Almost none of the companies involved in the refurbishment of Grenfell Tower in the United Kingdom have admitted any blame for the catastrophic fire in 2017, an inquiry has heard.

The second phase of the investigation into the disaster at the London high-rise block, which claimed 72 lives, started on Monday.

The Guardian reports that about 200,000 unseen documents, from private emails to phone transcripts and commercial agreements, will be released during 18 months of hearings examining decisions taken in the months and years before the fire, its immediate aftermath and the role of the UK government.

It says there are fears that with possible criminal charges looming and live civil lawsuits claiming huge damages, the inquiry could descend into a “blame game” among the corporates.

On the opening day of the second phase of the investigation, Richard Millett QC, the inquiry’s chief lawyer, said the companies showed “no trace of any acceptance of any responsibility” for the blaze. Millett said 19 corporate core participants had provided statements.

“With the sole exception of RBKC (Royal Borough of Kensington and Chelsea) not a single core participant … has felt able to make an unqualified submission against their own interests,” he said.

“Not from the architects, not from the contract managers, main contractors. In every case, what happened was, as each of them would have it, someone else’s fault.”

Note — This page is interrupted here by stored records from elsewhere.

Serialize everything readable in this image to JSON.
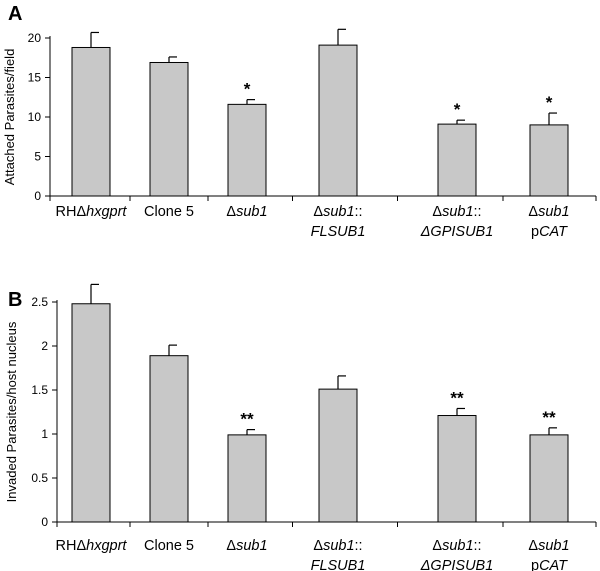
{
  "chart_data": [
    {
      "type": "bar",
      "panel": "A",
      "ylabel": "Attached Parasites/field",
      "ylim": [
        0,
        20
      ],
      "yticks": [
        0,
        5,
        10,
        15,
        20
      ],
      "categories": [
        {
          "prefix": "RHΔ",
          "italic": "hxgprt",
          "line2": ""
        },
        {
          "prefix": "Clone 5",
          "italic": "",
          "line2": ""
        },
        {
          "prefix": "Δ",
          "italic": "sub1",
          "line2": ""
        },
        {
          "prefix": "Δ",
          "italic": "sub1",
          "suffix": "::",
          "line2": "FLSUB1",
          "line2_italic": true
        },
        {
          "prefix": "Δ",
          "italic": "sub1",
          "suffix": "::",
          "line2": "ΔGPISUB1",
          "line2_italic": true
        },
        {
          "prefix": "Δ",
          "italic": "sub1",
          "suffix": "",
          "line2_prefix": "p",
          "line2": "CAT",
          "line2_italic": true
        }
      ],
      "values": [
        18.8,
        16.9,
        11.6,
        19.1,
        9.1,
        9.0
      ],
      "errors": [
        1.9,
        0.7,
        0.6,
        2.0,
        0.5,
        1.5
      ],
      "significance": [
        "",
        "",
        "*",
        "",
        "*",
        "*"
      ]
    },
    {
      "type": "bar",
      "panel": "B",
      "ylabel": "Invaded  Parasites/host nucleus",
      "ylim": [
        0,
        2.5
      ],
      "yticks": [
        "0",
        "0.5",
        "1",
        "1.5",
        "2",
        "2.5"
      ],
      "categories": [
        {
          "prefix": "RHΔ",
          "italic": "hxgprt",
          "line2": ""
        },
        {
          "prefix": "Clone 5",
          "italic": "",
          "line2": ""
        },
        {
          "prefix": "Δ",
          "italic": "sub1",
          "line2": ""
        },
        {
          "prefix": "Δ",
          "italic": "sub1",
          "suffix": "::",
          "line2": "FLSUB1",
          "line2_italic": true
        },
        {
          "prefix": "Δ",
          "italic": "sub1",
          "suffix": "::",
          "line2": "ΔGPISUB1",
          "line2_italic": true
        },
        {
          "prefix": "Δ",
          "italic": "sub1",
          "suffix": "",
          "line2_prefix": "p",
          "line2": "CAT",
          "line2_italic": true
        }
      ],
      "values": [
        2.48,
        1.89,
        0.99,
        1.51,
        1.21,
        0.99
      ],
      "errors": [
        0.22,
        0.12,
        0.06,
        0.15,
        0.08,
        0.08
      ],
      "significance": [
        "",
        "",
        "**",
        "",
        "**",
        "**"
      ]
    }
  ],
  "colors": {
    "bar": "#c8c8c8",
    "stroke": "#000000"
  }
}
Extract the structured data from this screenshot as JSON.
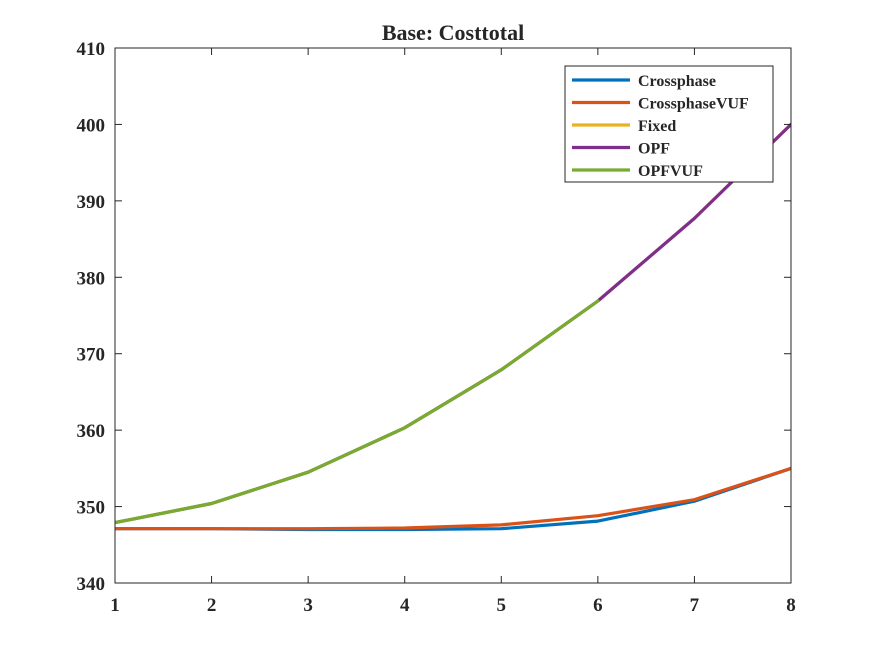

For more than two years, the inquiry has sought to establish the facts of what happened on the night of the fire, in order to prevent future accidents.

The report for phase one of the inquiry criticized the London Fire Brigade for “serious shortcomings” in its response to the fire and found that cladding on the tower did not comply with building regulations.

In October, it determined that the cladding was the “principal” reason for the rapid spread of the flames, which were sparked by an electrical fault with a fridge-freezer.

On Monday, Millet said all organizations had denied responsibility in “carefully crafted statements”.

“Any member of the public reading those statements and taking them all at face value would be forced to conclude tha t… nobody made any serious or causative mistakes,” he said.

Just before 1:00 am on June 14, fire broke out in the kitchen of a fourth floor flat at the 23-floor tower block in North Kensington, West London. Within minutes, the fire had raced up the exterior of the building and then spread to all four sides. By 3:00 am, most of the upper floors were ablaze.

The tower, built in 1974, was extensively refurbished between 2012 and 2016. Millett stressed that the first part of the inquiry found the refurbishment work “did not comply with certain key aspects of the building regulations”.

The inquiry also heard that employees at the US metals manufacturer Arconic, which supplied the cladding for the west London tower block, knew before the fire that its panels were “dangerous” and should only be used on “small buildings”.